Before going on my bike ride this morning, I read the daily prompt, what was you most prizes possession as a kid and what became of it? The question kept mulling in my head, even if I had written a post already today…I think I could be called a transient hoarder. That is ,I have always liked to have a lot of something, but I also like to give it away. Like in having enough plates and cutlery for a big party on the ready in my pantry, and lending it to everybody. Or baking an enormous amount of cookies and let the boys and their friends have it all. Or giving away most of my books when I have read them. One time I gave away all my summer clothes in fall and forgot all about it, when next summer came around I got to clear out and sort through every closet in our house looking for them, added bonus! It has nothing to do with generosity. It has all to do with having moved a lot and knowing that it is what you use your things for that it is important. Plates are for serving friends and family, not for storing.I love it if someone needs something I am able to give.
On the other hand I love beauty. While I subscribe to the idea of William Morris ” have nothing in your home that you do not know to be useful or believe to be beautiful”, I have transcribed it for my own use to “have nothing in your home but love, truth and beauty”. As my friends know, that makes me obsessed with having lovely dinnerware, table linens and cutlery…and flowers. The point is that the things I treasured in childhood are gone, the settings and the atmosphere the things were used in lives as fresh memories in my heart. I remember the blue china children’s tea set….how I longed for that, what parties I planned! I got it and we had so much fun. Years later my brothers used my play house for raising turkeys, and I found a blue cup used as scoop for their feed. I just laughed, I did not need that. Quite accidentally I still have three items from my childhood though.
They were all treasured in their time and they each tell a tale of what truly makes something precious. The one is a sterling silver porridge scraper, don’t you know what that is? My mother did not either, I got it for my baptism. My mother tried to find a way of using it both for me and for all my siblings, but never got the hang of it. It was constantly referred to as a most valuable item though, it is still in my silverware drawer.

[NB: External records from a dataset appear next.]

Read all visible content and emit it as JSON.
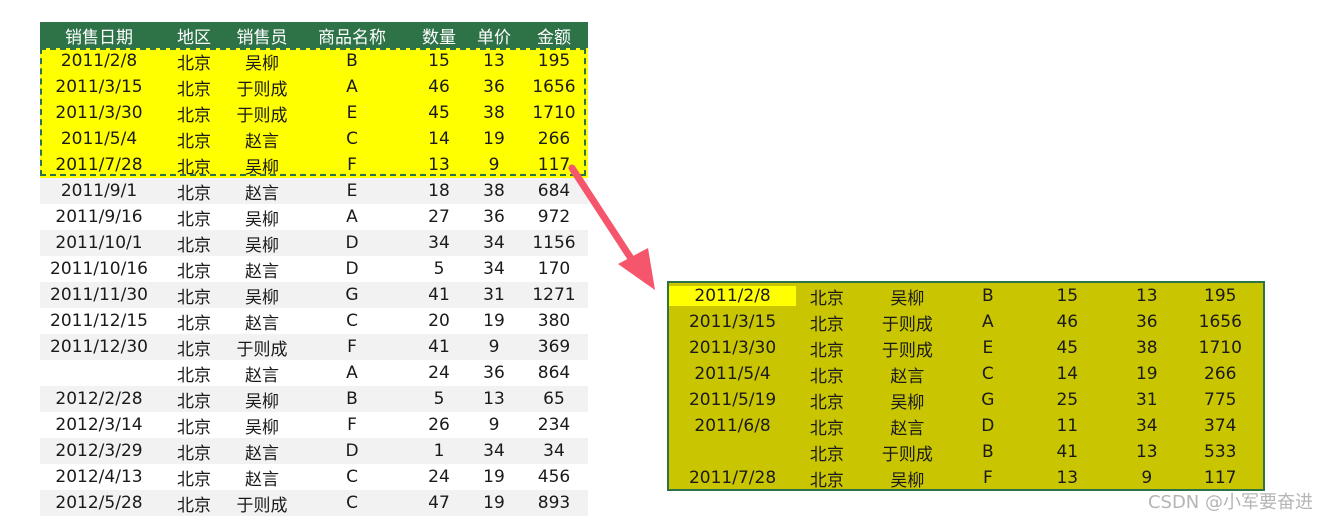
{
  "sheet": {
    "headers": [
      "销售日期",
      "地区",
      "销售员",
      "商品名称",
      "数量",
      "单价",
      "金额"
    ],
    "rows": [
      [
        "2011/2/8",
        "北京",
        "吴柳",
        "B",
        "15",
        "13",
        "195"
      ],
      [
        "2011/3/15",
        "北京",
        "于则成",
        "A",
        "46",
        "36",
        "1656"
      ],
      [
        "2011/3/30",
        "北京",
        "于则成",
        "E",
        "45",
        "38",
        "1710"
      ],
      [
        "2011/5/4",
        "北京",
        "赵言",
        "C",
        "14",
        "19",
        "266"
      ],
      [
        "2011/7/28",
        "北京",
        "吴柳",
        "F",
        "13",
        "9",
        "117"
      ],
      [
        "2011/9/1",
        "北京",
        "赵言",
        "E",
        "18",
        "38",
        "684"
      ],
      [
        "2011/9/16",
        "北京",
        "吴柳",
        "A",
        "27",
        "36",
        "972"
      ],
      [
        "2011/10/1",
        "北京",
        "吴柳",
        "D",
        "34",
        "34",
        "1156"
      ],
      [
        "2011/10/16",
        "北京",
        "赵言",
        "D",
        "5",
        "34",
        "170"
      ],
      [
        "2011/11/30",
        "北京",
        "吴柳",
        "G",
        "41",
        "31",
        "1271"
      ],
      [
        "2011/12/15",
        "北京",
        "赵言",
        "C",
        "20",
        "19",
        "380"
      ],
      [
        "2011/12/30",
        "北京",
        "于则成",
        "F",
        "41",
        "9",
        "369"
      ],
      [
        "",
        "北京",
        "赵言",
        "A",
        "24",
        "36",
        "864"
      ],
      [
        "2012/2/28",
        "北京",
        "吴柳",
        "B",
        "5",
        "13",
        "65"
      ],
      [
        "2012/3/14",
        "北京",
        "吴柳",
        "F",
        "26",
        "9",
        "234"
      ],
      [
        "2012/3/29",
        "北京",
        "赵言",
        "D",
        "1",
        "34",
        "34"
      ],
      [
        "2012/4/13",
        "北京",
        "赵言",
        "C",
        "24",
        "19",
        "456"
      ],
      [
        "2012/5/28",
        "北京",
        "于则成",
        "C",
        "47",
        "19",
        "893"
      ]
    ]
  },
  "result": {
    "rows": [
      [
        "2011/2/8",
        "北京",
        "吴柳",
        "B",
        "15",
        "13",
        "195"
      ],
      [
        "2011/3/15",
        "北京",
        "于则成",
        "A",
        "46",
        "36",
        "1656"
      ],
      [
        "2011/3/30",
        "北京",
        "于则成",
        "E",
        "45",
        "38",
        "1710"
      ],
      [
        "2011/5/4",
        "北京",
        "赵言",
        "C",
        "14",
        "19",
        "266"
      ],
      [
        "2011/5/19",
        "北京",
        "吴柳",
        "G",
        "25",
        "31",
        "775"
      ],
      [
        "2011/6/8",
        "北京",
        "赵言",
        "D",
        "11",
        "34",
        "374"
      ],
      [
        "",
        "北京",
        "于则成",
        "B",
        "41",
        "13",
        "533"
      ],
      [
        "2011/7/28",
        "北京",
        "吴柳",
        "F",
        "13",
        "9",
        "117"
      ]
    ]
  },
  "watermark": "CSDN @小军要奋进",
  "colors": {
    "header_bg": "#2e7248",
    "highlight": "#ffff00",
    "result_bg": "#c9c500",
    "arrow": "#f5566b"
  }
}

I keep it as a reminder that monetary value is a funny thing. The other is the small rocking chair that I got for my fourth birthday. I loved that chair and was able to sit in far up in my teens. I have read so many adventurous stories in that chair! My brothers turned it upside down, unhinged the door of a closet and made a slide of it, someone has cut letters in it, it has moved with me into eleven different houses. Now it sits in the living room of our cabin, waiting for new adventures.
I keep that one because it is so well done and is still doing its job. It also reminds me that even things that keep, never grow, while a human has to grow to keep. And then I remember the same birthday, a friend gave me a tiny mercury glass bell to hang on the Christmas tree. That was a totally new idea to me, that I as a child could own something so grown up, something not a toy! Through all those years and all those moves that is one of the few Christmas decorations that have survived in my family. I took it with me when I married, for 31 years it has been shining on the up most branch of our Christmas tree. One day it will break, or one day I will give it to one of our children for their Christmas, neither way it does not really matter. The treasure to me is not the bell itself, rather the reflections of all the Christmases that bell has mirrored. Those glimmers of joy are for always a part of who I am.
And then some years ago I got my grandfather’s watering can, never a treasure , always the one thing that reminded me of his steadfast nurturing and caring for every living thing, me included. A life filled with memories of love, my true and lasting childhood treasure.